Eine Veranstaltung in Leipzig, in einer der
großen, so anregend unseriösen Kulturhallen des Werk II in der
Windscheidstraße, ließ mich mit ihr um 1997/98 bekannt werden. Nach ihrer
Lesung drehte sich die Debatte intensiv um die hochgradig empörenden
Schachzüge der israelischen Regierung, die inkonsequente "Hilfe" der
internationalen Staaten, so dass ich mich erst danach entschloss, sie
persönlich auch nach ihrem so anderen Leben in Deutschland, ihrem so anderen
"Beruf", dem Schreiben, zu fragen . Und ihr meine Bewunderung für
ihre Publikationen auszusprechen, die eindringliche subjektiv-authentische
Zeugenschaft mit differenzierender Sachkunde und einer intentionell fungierenden
Montage der verschiedenen notwendigen Textarten zu überzeugender
literarisch-publizistischer Qualität vereinen...

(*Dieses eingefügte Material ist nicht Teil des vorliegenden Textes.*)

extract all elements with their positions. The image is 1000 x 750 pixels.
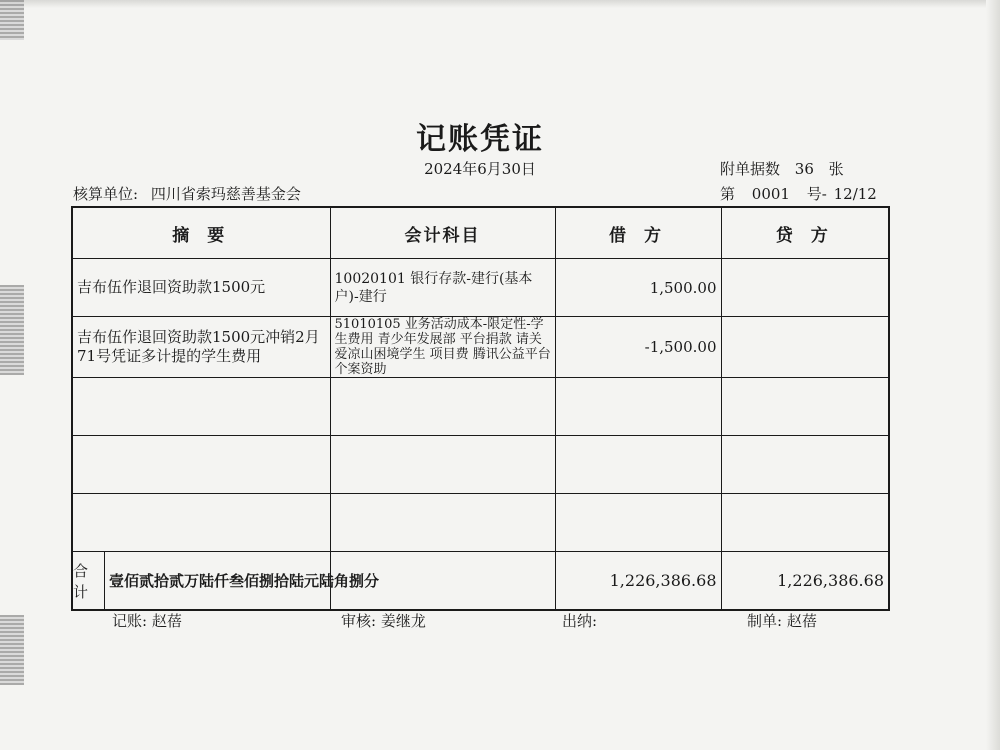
total-label: 合 计: [73, 552, 105, 609]
row-debit: [555, 378, 721, 436]
cashier-label: 出纳:: [562, 612, 598, 630]
number-value: 0001: [751, 185, 790, 203]
unit-name: 四川省索玛慈善基金会: [150, 185, 301, 203]
row-credit: [721, 378, 889, 436]
preparer-label: 制单:: [747, 612, 783, 630]
table-row: [72, 259, 889, 317]
row-summary: [72, 494, 330, 552]
number-suffix: 号-: [806, 185, 827, 203]
bookkeeper-label: 记账:: [112, 612, 148, 630]
total-row: [72, 552, 889, 611]
accounting-unit: [73, 183, 301, 204]
unit-label: 核算单位:: [73, 185, 139, 203]
scan-edge: [0, 0, 1000, 8]
row-credit: [721, 436, 889, 494]
row-account: [330, 494, 555, 552]
attachments-label: 附单据数: [720, 160, 781, 178]
scan-artifact: [0, 0, 24, 40]
row-credit: [721, 259, 889, 317]
voucher-title: 记账凭证: [416, 122, 544, 157]
reviewer-label: 审核:: [341, 612, 377, 630]
row-debit: [555, 494, 721, 552]
row-account: [330, 436, 555, 494]
total-amount-words: 壹佰贰拾贰万陆仟叁佰捌拾陆元陆角捌分: [109, 572, 380, 590]
reviewer-name: 姜继龙: [380, 612, 426, 630]
row-account: 10020101 银行存款-建行(基本户)-建行: [330, 259, 555, 317]
ledger-table: [71, 206, 890, 611]
row-summary: [72, 378, 330, 436]
preparer-name: 赵蓓: [786, 612, 817, 630]
attachments-info: [720, 158, 844, 179]
header-credit: 贷 方: [721, 207, 889, 259]
bookkeeper-name: 赵蓓: [151, 612, 182, 630]
row-summary: 吉布伍作退回资助款1500元冲销2月71号凭证多计提的学生费用: [72, 317, 330, 378]
total-debit: 1,226,386.68: [555, 552, 721, 611]
row-credit: [721, 317, 889, 378]
bookkeeper-signature: [112, 610, 182, 631]
attachments-count: 36: [794, 160, 814, 178]
table-row: [72, 317, 889, 378]
header-row: [72, 207, 889, 259]
reviewer-signature: [341, 610, 426, 631]
row-debit: [555, 436, 721, 494]
row-debit: -1,500.00: [555, 317, 721, 378]
preparer-signature: [747, 610, 817, 631]
row-debit: 1,500.00: [555, 259, 721, 317]
table-row: [72, 494, 889, 552]
voucher-date: 2024年6月30日: [424, 160, 536, 178]
table-row: [72, 378, 889, 436]
scan-artifact: [0, 285, 24, 375]
number-prefix: 第: [720, 185, 736, 203]
header-debit: 借 方: [555, 207, 721, 259]
scan-artifact: [0, 615, 24, 685]
total-cell: [72, 552, 380, 611]
table-row: [72, 436, 889, 494]
row-summary: 吉布伍作退回资助款1500元: [72, 259, 330, 317]
header-summary: 摘 要: [72, 207, 330, 259]
row-account: 51010105 业务活动成本-限定性-学生费用 青少年发展部 平台捐款 请关爱凉山困境学生 项目费 腾讯公益平台个案资助: [330, 317, 555, 378]
scan-edge: [986, 0, 1000, 750]
cashier-signature: [562, 610, 597, 631]
row-account: [330, 378, 555, 436]
page-indicator: 12/12: [833, 185, 877, 203]
header-account: 会计科目: [330, 207, 555, 259]
row-credit: [721, 494, 889, 552]
total-credit: 1,226,386.68: [721, 552, 889, 611]
row-summary: [72, 436, 330, 494]
attachments-unit: 张: [828, 160, 844, 178]
voucher-number: [720, 183, 889, 204]
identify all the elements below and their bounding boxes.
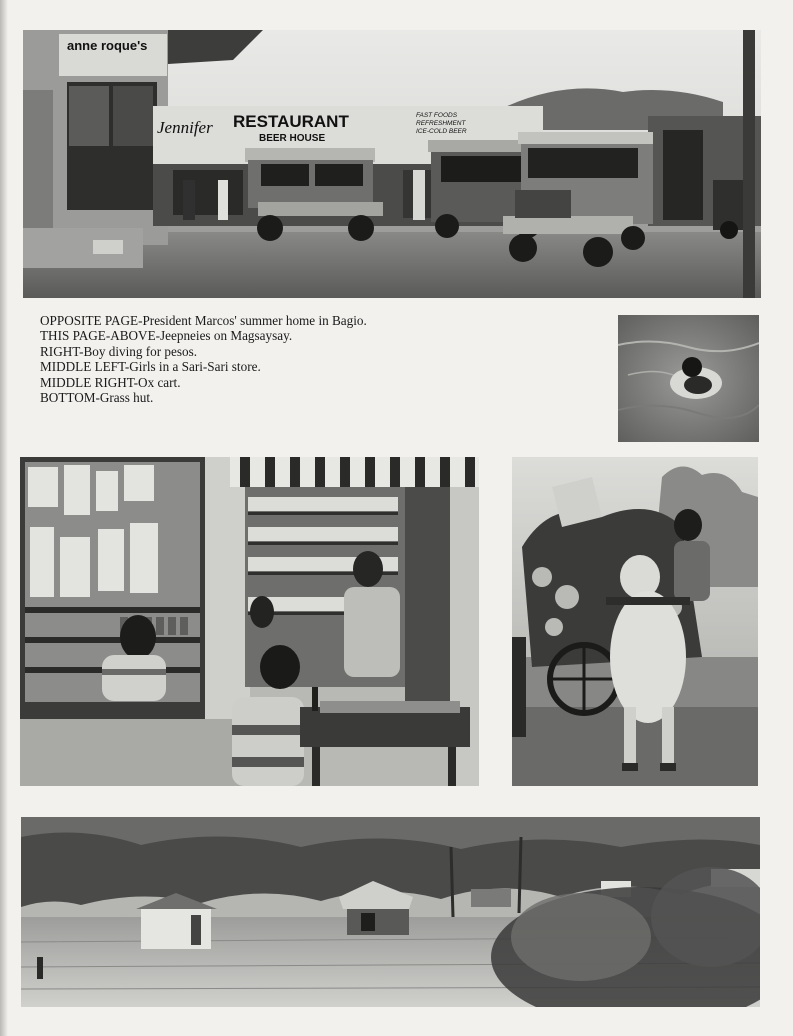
beer-house-sign: BEER HOUSE: [259, 133, 326, 144]
photo-ox-cart: [512, 457, 758, 786]
page-binding-shadow: [0, 0, 8, 1036]
photo-sari-sari-store: [20, 457, 479, 786]
store-sign: anne roque's: [67, 38, 148, 53]
caption-line: THIS PAGE-ABOVE-Jeepneies on Magsaysay.: [40, 328, 293, 344]
caption-line: MIDDLE LEFT-Girls in a Sari-Sari store.: [40, 359, 261, 375]
restaurant-name-sign: Jennifer: [157, 118, 213, 137]
photo-boy-diving: [618, 315, 759, 442]
menu-sign-3: ICE-COLD BEER: [416, 128, 467, 135]
caption-line: BOTTOM-Grass hut.: [40, 390, 154, 406]
restaurant-sign: RESTAURANT: [233, 112, 349, 131]
caption-block: [40, 313, 460, 405]
photo-grass-hut: [21, 817, 760, 1007]
menu-sign-1: FAST FOODS: [416, 112, 458, 119]
photo-jeepneys: [23, 30, 761, 298]
caption-line: RIGHT-Boy diving for pesos.: [40, 343, 198, 359]
menu-sign-2: REFRESHMENT: [416, 120, 466, 127]
caption-line: OPPOSITE PAGE-President Marcos' summer home in Bagio.: [40, 313, 367, 328]
caption-line: MIDDLE RIGHT-Ox cart.: [40, 374, 181, 390]
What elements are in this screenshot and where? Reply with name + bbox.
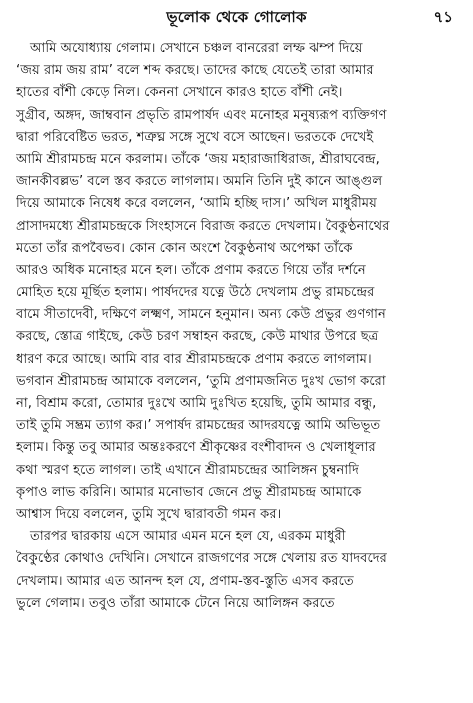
paragraph-line: হাতের বাঁশী কেড়ে নিল। কেননা সেখানে কারও হাতে বাঁশী নেই। [16, 85, 343, 101]
paragraph-line: ‘জয় রাম জয় রাম’ বলে শব্দ করছে। তাদের কাছে যেতেই তারা আমার [16, 63, 374, 79]
paragraph-line: তাই তুমি সম্ভ্রম ত্যাগ কর।’ সপার্ষদ রামচন্দ্রের আদরযত্নে আমি অভিভূত [16, 418, 381, 434]
paragraph-line: সুগ্রীব, অঙ্গদ, জাম্ববান প্রভৃতি রামপার্ষদ এবং মনোহর মনুষ্যরূপ ব্যক্তিগণ [16, 107, 387, 123]
paragraph-line: কথা স্মরণ হতে লাগল। তাই এখানে শ্রীরামচন্দ্রের আলিঙ্গন চুম্বনাদি [16, 462, 359, 478]
paragraph-line: মোহিত হয়ে মূর্ছিত হলাম। পার্ষদদের যত্নে উঠে দেখলাম প্রভু রামচন্দ্রের [16, 285, 375, 301]
paragraph-line: আমি শ্রীরামচন্দ্র মনে করলাম। তাঁকে ‘জয় মহারাজাধিরাজ, শ্রীরাঘবেন্দ্র, [16, 151, 380, 167]
paragraph-line: দেখলাম। আমার এত আনন্দ হল যে, প্রণাম-স্তব-স্তুতি এসব করতে [16, 573, 354, 589]
paragraph-line: ধারণ করে আছে। আমি বার বার শ্রীরামচন্দ্রকে প্রণাম করতে লাগলাম। [16, 351, 372, 367]
paragraph-line: ভুলে গেলাম। তবুও তাঁরা আমাকে টেনে নিয়ে আলিঙ্গন করতে [16, 595, 335, 611]
paragraph-line: দ্বারা পরিবেষ্টিত ভরত, শত্রুঘ্ন সঙ্গে সুখে বসে আছেন। ভরতকে দেখেই [16, 129, 374, 145]
paragraph-line: কৃপাও লাভ করিনি। আমার মনোভাব জেনে প্রভু শ্রীরামচন্দ্র আমাকে [16, 484, 362, 500]
page-number: ৭১ [433, 8, 453, 26]
paragraph-line: প্রাসাদমধ্যে শ্রীরামচন্দ্রকে সিংহাসনে বিরাজ করতে দেখলাম। বৈকুণ্ঠনাথের [16, 218, 390, 234]
paragraph-line: হলাম। কিন্তু তবু আমার অন্তঃকরণে শ্রীকৃষ্ণের বংশীবাদন ও খেলাধূলার [16, 440, 376, 456]
paragraph-line: জানকীবল্লভ’ বলে স্তব করতে লাগলাম। অমনি তিনি দুই কানে আঙ্গুল [16, 174, 383, 190]
paragraph-line: আমি অযোধ্যায় গেলাম। সেখানে চঞ্চল বানরেরা লম্ফ ঝম্প দিয়ে [30, 41, 363, 56]
running-header [0, 6, 473, 32]
paragraph-line: বৈকুণ্ঠের কোথাও দেখিনি। সেখানে রাজগণের সঙ্গে খেলায় রত যাদবদের [16, 551, 387, 567]
paragraph-line: করছে, স্তোত্র গাইছে, কেউ চরণ সম্বাহন করছে, কেউ মাথার উপরে ছত্র [16, 329, 379, 345]
paragraph-line: আরও অধিক মনোহর মনে হল। তাঁকে প্রণাম করতে গিয়ে তাঁর দর্শনে [16, 262, 366, 278]
paragraph-line: বামে সীতাদেবী, দক্ষিণে লক্ষ্মণ, সামনে হনুমান। অন্য কেউ প্রভুর গুণগান [16, 307, 386, 323]
body-text [16, 38, 459, 615]
paragraph-line: দিয়ে আমাকে নিষেধ করে বললেন, ‘আমি হচ্ছি দাস।’ অখিল মাধুরীময় [16, 196, 377, 212]
paragraph-line: আশ্বাস দিয়ে বললেন, তুমি সুখে দ্বারাবতী গমন কর। [16, 506, 282, 522]
paragraph-line: মতো তাঁর রূপবৈভব। কোন কোন অংশে বৈকুণ্ঠনাথ অপেক্ষা তাঁকে [16, 240, 353, 256]
chapter-title: ভূলোক থেকে গোলোক [166, 8, 307, 26]
paragraph-line: ভগবান শ্রীরামচন্দ্র আমাকে বললেন, ‘তুমি প্রণামজনিত দুঃখ ভোগ করো [16, 373, 386, 389]
paragraph-line: তারপর দ্বারকায় এসে আমার এমন মনে হল যে, এরকম মাধুরী [30, 529, 346, 545]
paragraph-line: না, বিশ্রাম করো, তোমার দুঃখে আমি দুঃখিত হয়েছি, তুমি আমার বন্ধু, [16, 396, 377, 411]
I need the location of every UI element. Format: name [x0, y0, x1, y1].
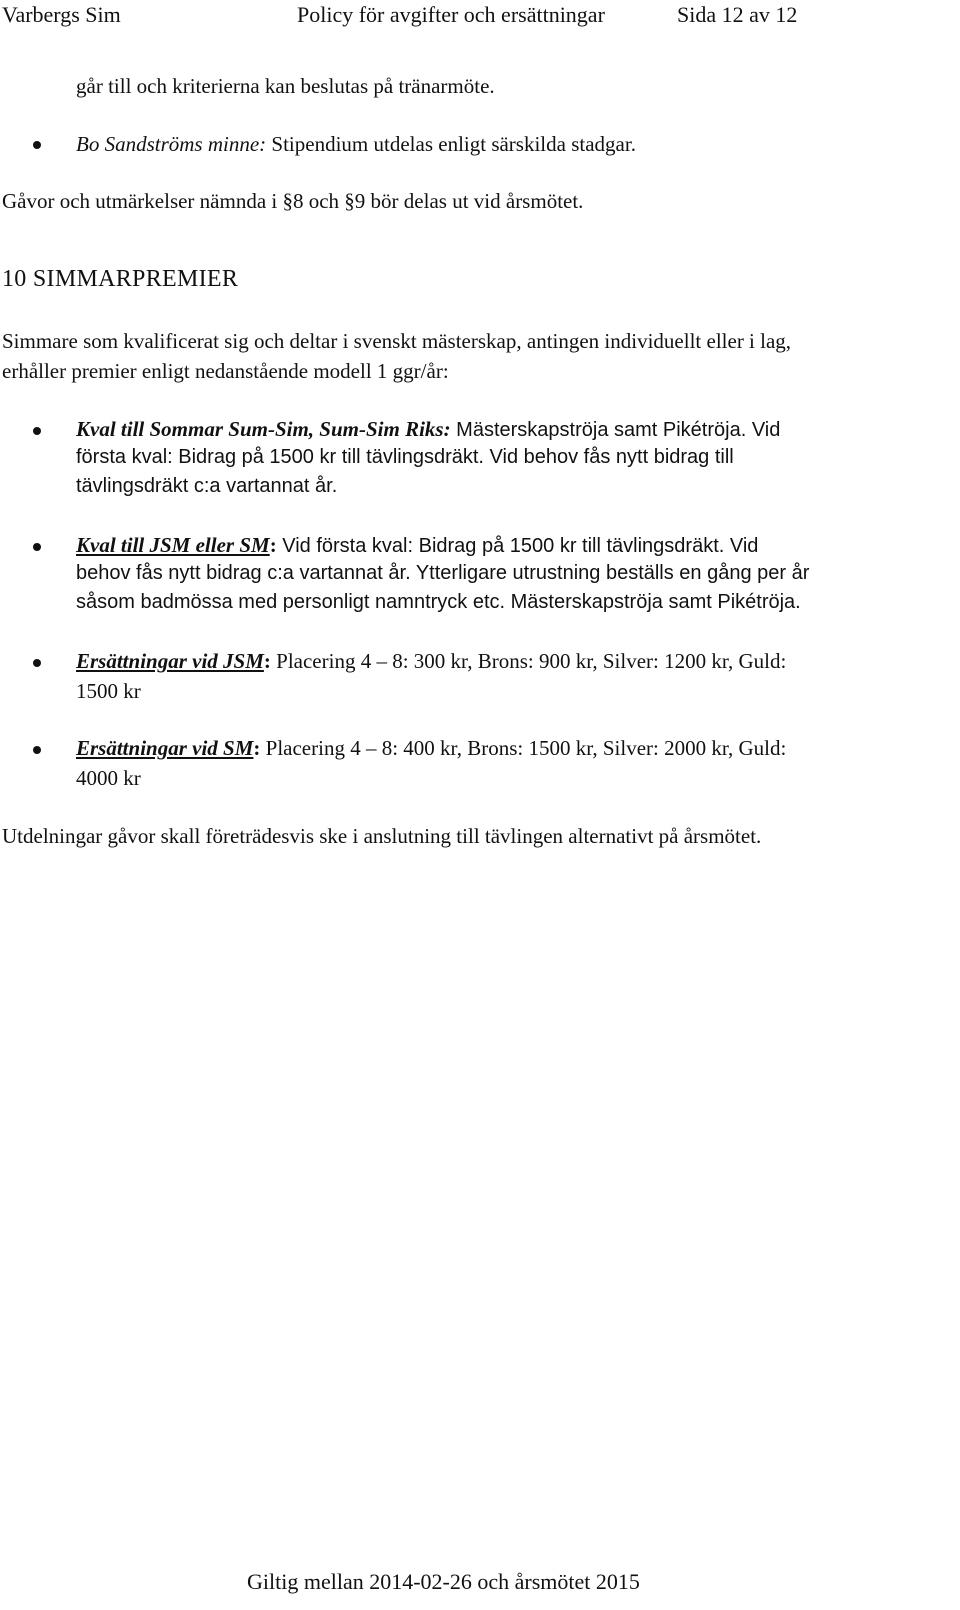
- bullet-3-line-2: 1500 kr: [76, 679, 141, 703]
- section-paragraph-line-2: erhåller premier enligt nedanstående modell 1 ggr/år:: [2, 359, 449, 383]
- bullet-3-title: Ersättningar vid JSM: [76, 649, 264, 673]
- bullet-1-line-1: [76, 417, 780, 442]
- bullet-1-text: Mästerskapströja samt Pikétröja. Vid: [450, 419, 781, 441]
- bullet-4-colon: :: [253, 736, 261, 760]
- header-left: Varbergs Sim: [2, 2, 121, 27]
- bullet-icon: [33, 659, 41, 667]
- bullet-1-line-2: första kval: Bidrag på 1500 kr till tävlingsdräkt. Vid behov fås nytt bidrag till: [76, 446, 734, 468]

So etwas schreibe ich? Felicia Langer fragte ungläubig
zurück, war überrascht, erfreut. Inzwischen konnte ich ihre Arbeit auf einer
größeren Lesereise durch Sachsen, auf zahlreichen Veranstaltungen durch das
Hinweisen auch auf diese Qualität unterstützen. Daher stand nach dem
jüngsten Telefonat mein Vorsatz fest, auch in Leipzig wiederum eine Begegnung
mit ihr vorzubereiten, jetzt, da sich zunehmend Desinteresse ohnmächtig von der
Nahost-Katastrophe abwendet und jede Gelegenheit genutzt werden muss, um
Wahrheit und Protest gegen die "geduldete Heuchelei" hörbar zu
machen.
Es konnte gelingen. Im Rahmen des Programms
"Leipzig liest" kann Felicia Langer am
Sonntag , d. 28. März 2004, um
13.00 im Congress Center der Leipziger Buchmesse
gehört und befragt werden.
Eine Buchpremiere, die unserer Messe als Manifestation eines weltweiten
Diskurses gegen ökonomische und militärische Gewalt, für gleichberechtigte
Lebensmöglichkeiten auf der Erde gut anstehen wird. Die Veranstaltung wird
durch die Rosa-Luxemburg-Stiftung Sachsen, die AG Lisa Leipzig, der Bund der
Antifaschisten Leipzig, die Freitagswerkstatt "Erzählen und
Schreiben" und das Deutsch-Arabische Kulturhaus unterstützt.